AMG paid not only Mr. Pitt to make a laughably brief appearance (he literally got out of a car and walked away) but Mercedes-AMG Petronas F1 drivers George Russell and wunderkind Kimi Antonelli were there, as well. A gaggle of lesser celebrities were on hand; at one point I was standing next to Kevin Hart. Incongruously, pop-punkers Blink 182 were the musical guests, and even though the band is wealthier than most of the people in attendance, I enjoyed how it made fun of the crowd for being rich enough to buy an AMG. Oh, and the GT 4-Door Coupe is goofy looking. A real miss, design-wise.
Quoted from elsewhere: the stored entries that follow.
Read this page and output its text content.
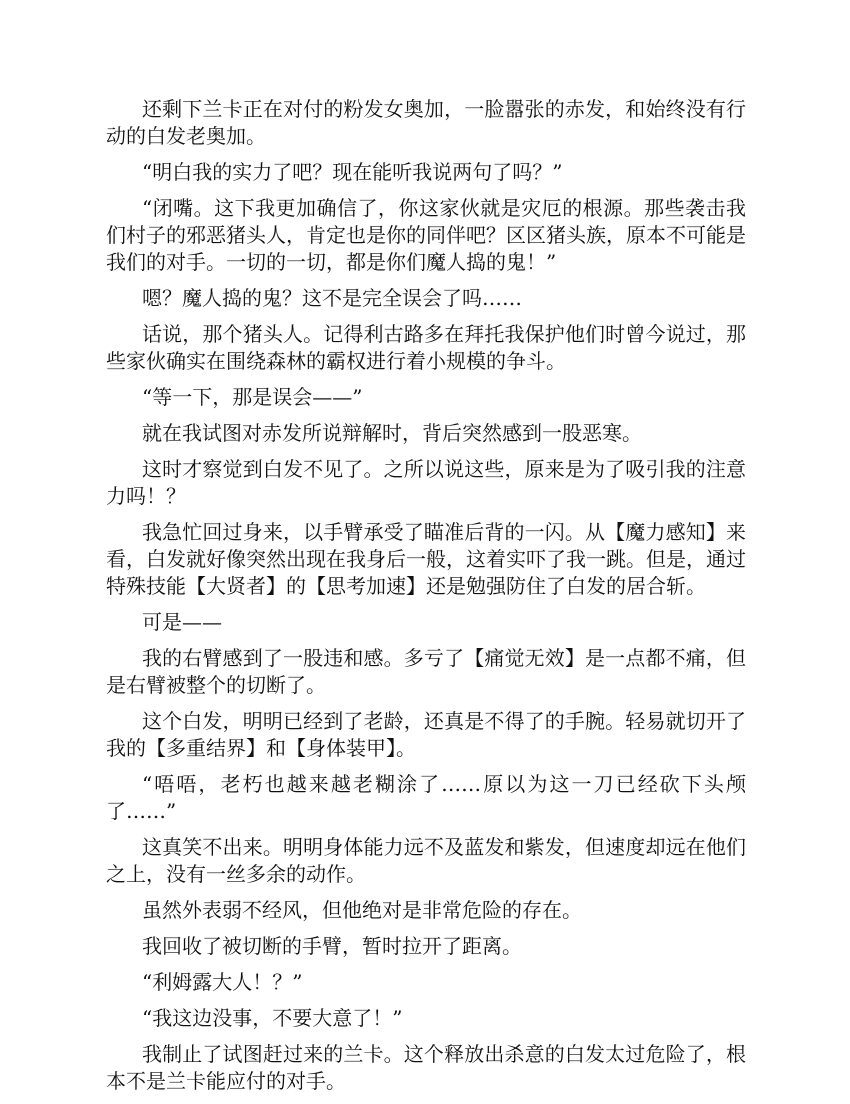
还剩下兰卡正在对付的粉发女奥加，一脸嚣张的赤发，和始终没有行动的白发老奥加。

“明白我的实力了吧？现在能听我说两句了吗？”

“闭嘴。这下我更加确信了，你这家伙就是灾厄的根源。那些袭击我们村子的邪恶猪头人，肯定也是你的同伴吧？区区猪头族，原本不可能是我们的对手。一切的一切，都是你们魔人捣的鬼！”

嗯？魔人捣的鬼？这不是完全误会了吗……

话说，那个猪头人。记得利古路多在拜托我保护他们时曾今说过，那些家伙确实在围绕森林的霸权进行着小规模的争斗。

“等一下，那是误会——”

就在我试图对赤发所说辩解时，背后突然感到一股恶寒。

这时才察觉到白发不见了。之所以说这些，原来是为了吸引我的注意力吗！？

我急忙回过身来，以手臂承受了瞄准后背的一闪。从【魔力感知】来看，白发就好像突然出现在我身后一般，这着实吓了我一跳。但是，通过特殊技能【大贤者】的【思考加速】还是勉强防住了白发的居合斩。

可是——

我的右臂感到了一股违和感。多亏了【痛觉无效】是一点都不痛，但是右臂被整个的切断了。

这个白发，明明已经到了老龄，还真是不得了的手腕。轻易就切开了我的【多重结界】和【身体装甲】。

“唔唔，老朽也越来越老糊涂了……原以为这一刀已经砍下头颅了……”

这真笑不出来。明明身体能力远不及蓝发和紫发，但速度却远在他们之上，没有一丝多余的动作。

虽然外表弱不经风，但他绝对是非常危险的存在。

我回收了被切断的手臂，暂时拉开了距离。

“利姆露大人！？”

“我这边没事，不要大意了！”

我制止了试图赶过来的兰卡。这个释放出杀意的白发太过危险了，根本不是兰卡能应付的对手。
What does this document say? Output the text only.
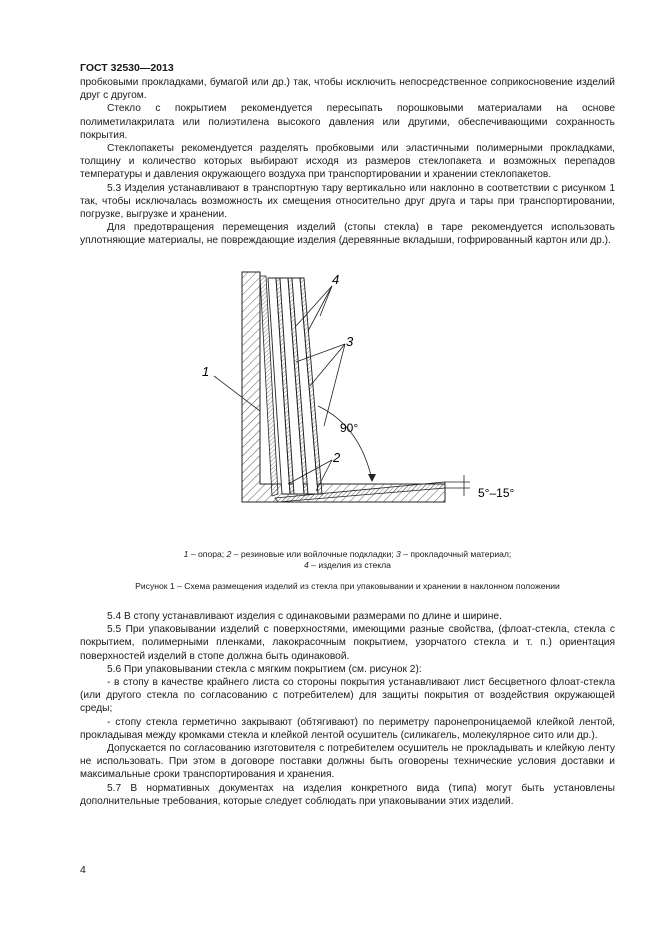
ГОСТ 32530—2013

пробковыми прокладками, бумагой или др.) так, чтобы исключить непосредственное соприкосновение изделий друг с другом.

Стекло с покрытием рекомендуется пересыпать порошковыми материалами на основе полиметилакрилата или полиэтилена высокого давления или другими, обеспечивающими сохранность покрытия.

Стеклопакеты рекомендуется разделять пробковыми или эластичными полимерными прокладками, толщину и количество которых выбирают исходя из размеров стеклопакета и возможных перепадов температуры и давления окружающего воздуха при транспортировании и хранении стеклопакетов.

5.3 Изделия устанавливают в транспортную тару вертикально или наклонно в соответствии с рисунком 1 так, чтобы исключалась возможность их смещения относительно друг друга и тары при транспортировании, погрузке, выгрузке и хранении.

Для предотвращения перемещения изделий (стопы стекла) в таре рекомендуется использовать уплотняющие материалы, не повреждающие изделия (деревянные вкладыши, гофрированный картон или др.).

4
3
1
2
90°
5°–15°
1 – опора; 2 – резиновые или войлочные подкладки; 3 – прокладочный материал;
4 – изделия из стекла
Рисунок 1 – Схема размещения изделий из стекла при упаковывании и хранении в наклонном положении

5.4 В стопу устанавливают изделия с одинаковыми размерами по длине и ширине.

5.5 При упаковывании изделий с поверхностями, имеющими разные свойства, (флоат-стекла, стекла с покрытием, полимерными пленками, лакокрасочным покрытием, узорчатого стекла и т. п.) ориентация поверхностей изделий в стопе должна быть одинаковой.

5.6 При упаковывании стекла с мягким покрытием (см. рисунок 2):

- в стопу в качестве крайнего листа со стороны покрытия устанавливают лист бесцветного флоат-стекла (или другого стекла по согласованию с потребителем) для защиты покрытия от воздействия окружающей среды;

- стопу стекла герметично закрывают (обтягивают) по периметру паронепроницаемой клейкой лентой, прокладывая между кромками стекла и клейкой лентой осушитель (силикагель, молекулярное сито или др.).

Допускается по согласованию изготовителя с потребителем осушитель не прокладывать и клейкую ленту не использовать. При этом в договоре поставки должны быть оговорены технические условия доставки и максимальные сроки транспортирования и хранения.

5.7 В нормативных документах на изделия конкретного вида (типа) могут быть установлены дополнительные требования, которые следует соблюдать при упаковывании этих изделий.

4
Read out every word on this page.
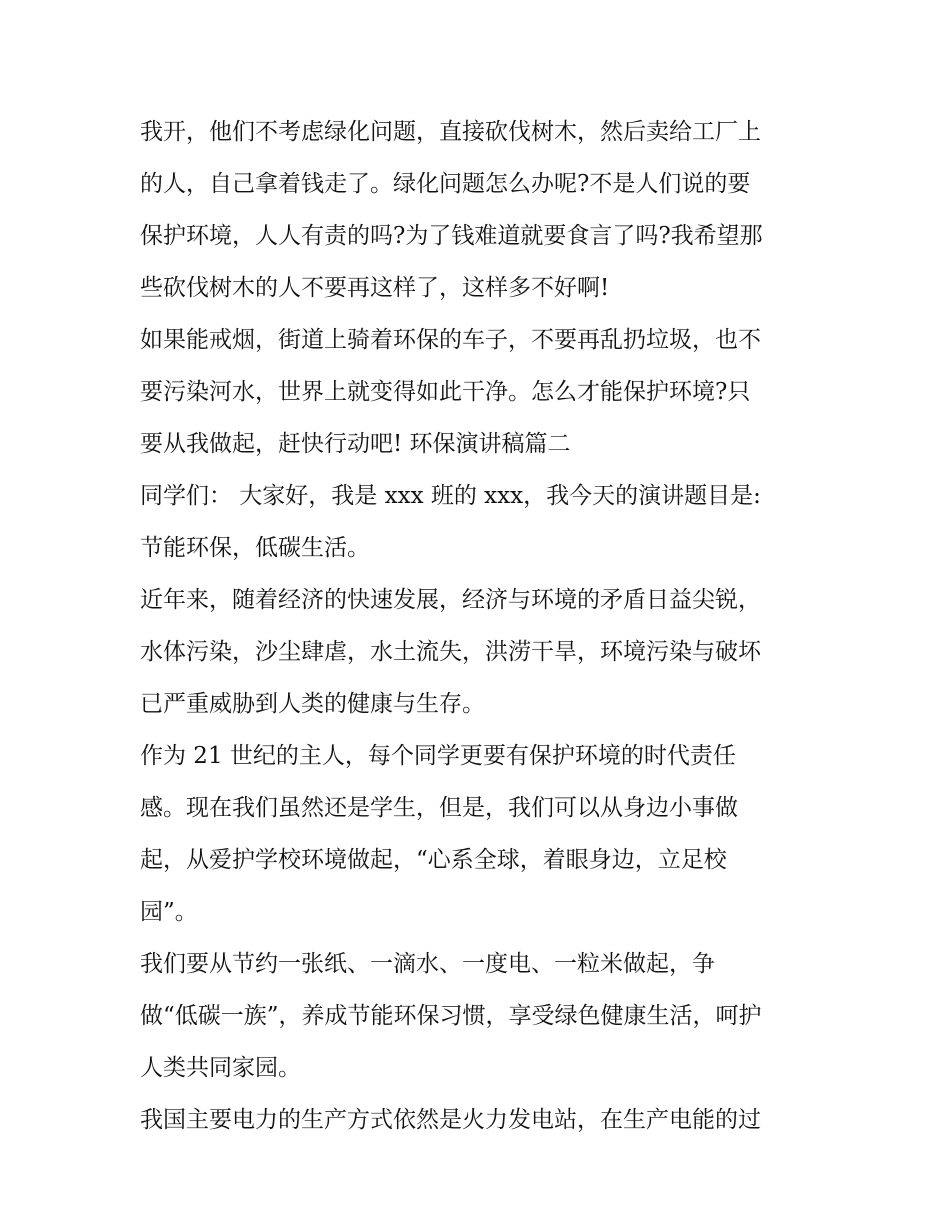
我开，他们不考虑绿化问题，直接砍伐树木，然后卖给工厂上
的人，自己拿着钱走了。绿化问题怎么办呢?不是人们说的要
保护环境，人人有责的吗?为了钱难道就要食言了吗?我希望那
些砍伐树木的人不要再这样了，这样多不好啊!
如果能戒烟，街道上骑着环保的车子，不要再乱扔垃圾，也不
要污染河水，世界上就变得如此干净。怎么才能保护环境?只
要从我做起，赶快行动吧! 环保演讲稿篇二
同学们： 大家好，我是 xxx 班的 xxx，我今天的演讲题目是:
节能环保，低碳生活。
近年来，随着经济的快速发展，经济与环境的矛盾日益尖锐，
水体污染，沙尘肆虐，水土流失，洪涝干旱，环境污染与破坏
已严重威胁到人类的健康与生存。
作为 21 世纪的主人，每个同学更要有保护环境的时代责任
感。现在我们虽然还是学生，但是，我们可以从身边小事做
起，从爱护学校环境做起，“心系全球，着眼身边，立足校
园”。
我们要从节约一张纸、一滴水、一度电、一粒米做起，争
做“低碳一族”，养成节能环保习惯，享受绿色健康生活，呵护
人类共同家园。
我国主要电力的生产方式依然是火力发电站，在生产电能的过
Although compared to the astonishingly unsexy Ferrari Luce EV that the Italian company revealed in Rome a week later, we might as well hang this AMG in the Louvre.

Many years ago, I accompanied McLaren on a drive from its Woking, U.K., headquarters just southwest of London to Geneva for the now defunct motor show. (I’ll get back to the Luce, I promise.) Hell of a drive, including 140 mph on a snowy Autobahn and a blast from Switzerland to Italy through the Montblanc Tunnel on our way to lunch in Vaduz, Liechtenstein. This is the kind of stuff I dreamed about while reading car magazines as a kid.
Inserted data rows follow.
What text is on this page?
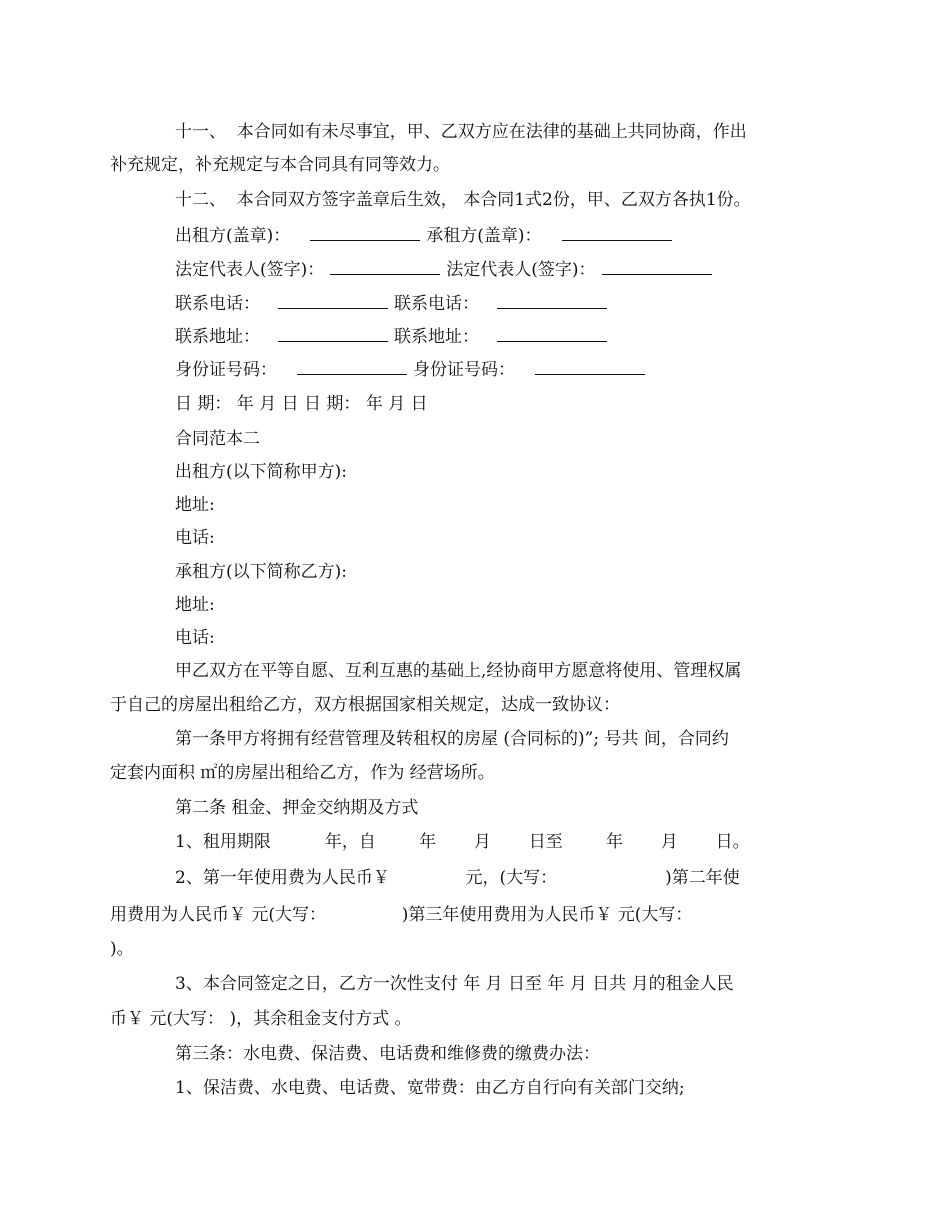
十一、  本合同如有未尽事宜，甲、乙双方应在法律的基础上共同协商，作出
补充规定，补充规定与本合同具有同等效力。
十二、  本合同双方签字盖章后生效， 本合同1式2份，甲、乙双方各执1份。
出租方(盖章)：	承租方(盖章)：
法定代表人(签字)：	法定代表人(签字)：
联系电话：	联系电话：
联系地址：	联系地址：
身份证号码：	身份证号码：
日 期： 年 月 日 日 期： 年 月 日
合同范本二
出租方(以下简称甲方):
地址:
电话:
承租方(以下简称乙方):
地址:
电话:
甲乙双方在平等自愿、互利互惠的基础上,经协商甲方愿意将使用、管理权属
于自己的房屋出租给乙方，双方根据国家相关规定，达成一致协议：
第一条甲方将拥有经营管理及转租权的房屋 (合同标的)”; 号共 间，合同约
定套内面积 ㎡的房屋出租给乙方，作为 经营场所。
第二条 租金、押金交纳期及方式
1、租用期限          年，自        年       月       日至        年       月       日。
2、第一年使用费为人民币￥              元，(大写：                    )第二年使
用费用为人民币￥ 元(大写：              )第三年使用费用为人民币￥ 元(大写：
)。
3、本合同签定之日，乙方一次性支付 年 月 日至 年 月 日共 月的租金人民
币￥ 元(大写： )，其余租金支付方式 。
第三条：水电费、保洁费、电话费和维修费的缴费办法：
1、保洁费、水电费、电话费、宽带费：由乙方自行向有关部门交纳;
But during dinner one night with whoever the McLaren CEO was at the time, us auto journalist types found ourselves sitting not with him but with the CEO of McLaren North America. The actual CEO was sitting with then-new-to-the-scene influencers. Influencers, mind you, who didn’t go on the drive, didn’t spend days with the cars ... they just popped in for some steak frites and to (probably) record whatever it was McLaren wanted them to record the following day. I also once participated in a “lifestyle” Range Rover launch event where three of the influencers “reviewing” the rigs couldn’t drive them because—get ready for it—they didn’t have driver’s licenses. No, really.
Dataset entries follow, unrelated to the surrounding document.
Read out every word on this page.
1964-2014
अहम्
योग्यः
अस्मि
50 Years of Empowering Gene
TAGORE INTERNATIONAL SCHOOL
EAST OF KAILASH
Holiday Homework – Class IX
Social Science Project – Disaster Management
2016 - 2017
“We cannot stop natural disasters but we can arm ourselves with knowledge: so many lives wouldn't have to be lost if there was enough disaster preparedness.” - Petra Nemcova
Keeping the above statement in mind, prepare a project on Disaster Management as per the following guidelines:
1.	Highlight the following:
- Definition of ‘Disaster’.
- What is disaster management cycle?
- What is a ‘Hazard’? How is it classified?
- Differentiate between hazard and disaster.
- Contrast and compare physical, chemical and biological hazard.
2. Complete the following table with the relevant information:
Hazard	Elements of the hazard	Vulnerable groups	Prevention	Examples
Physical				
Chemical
I grumbled loudly to the McLaren PR folks at my table that I was miffed I wouldn’t get a chance to chat with the CEO. They mentioned that not only could the North American guy answer all my questions, but influencers are the new hot thing and the CEO wanted to get to know them. I then informed my PR colleague that they ought to be fighting tooth and nail against influencers, as influencers don’t need PR people. They are ultimately part of marketing; influencers (for the most part) just say whatever the script says. PR folks, on the other hand, are storytellers. It’s their job to convince (supposedly) independently minded journalists about the good qualities of a given car. And it’s the journalists’ job to cut through the BS and tell the truth about the car in question. In other words, PR gives our side access, and we tell people the truth. But if you have a category of “media” (influencers) that just regurgitates in video form all the corporate talking points, what the hell do you need PR people for?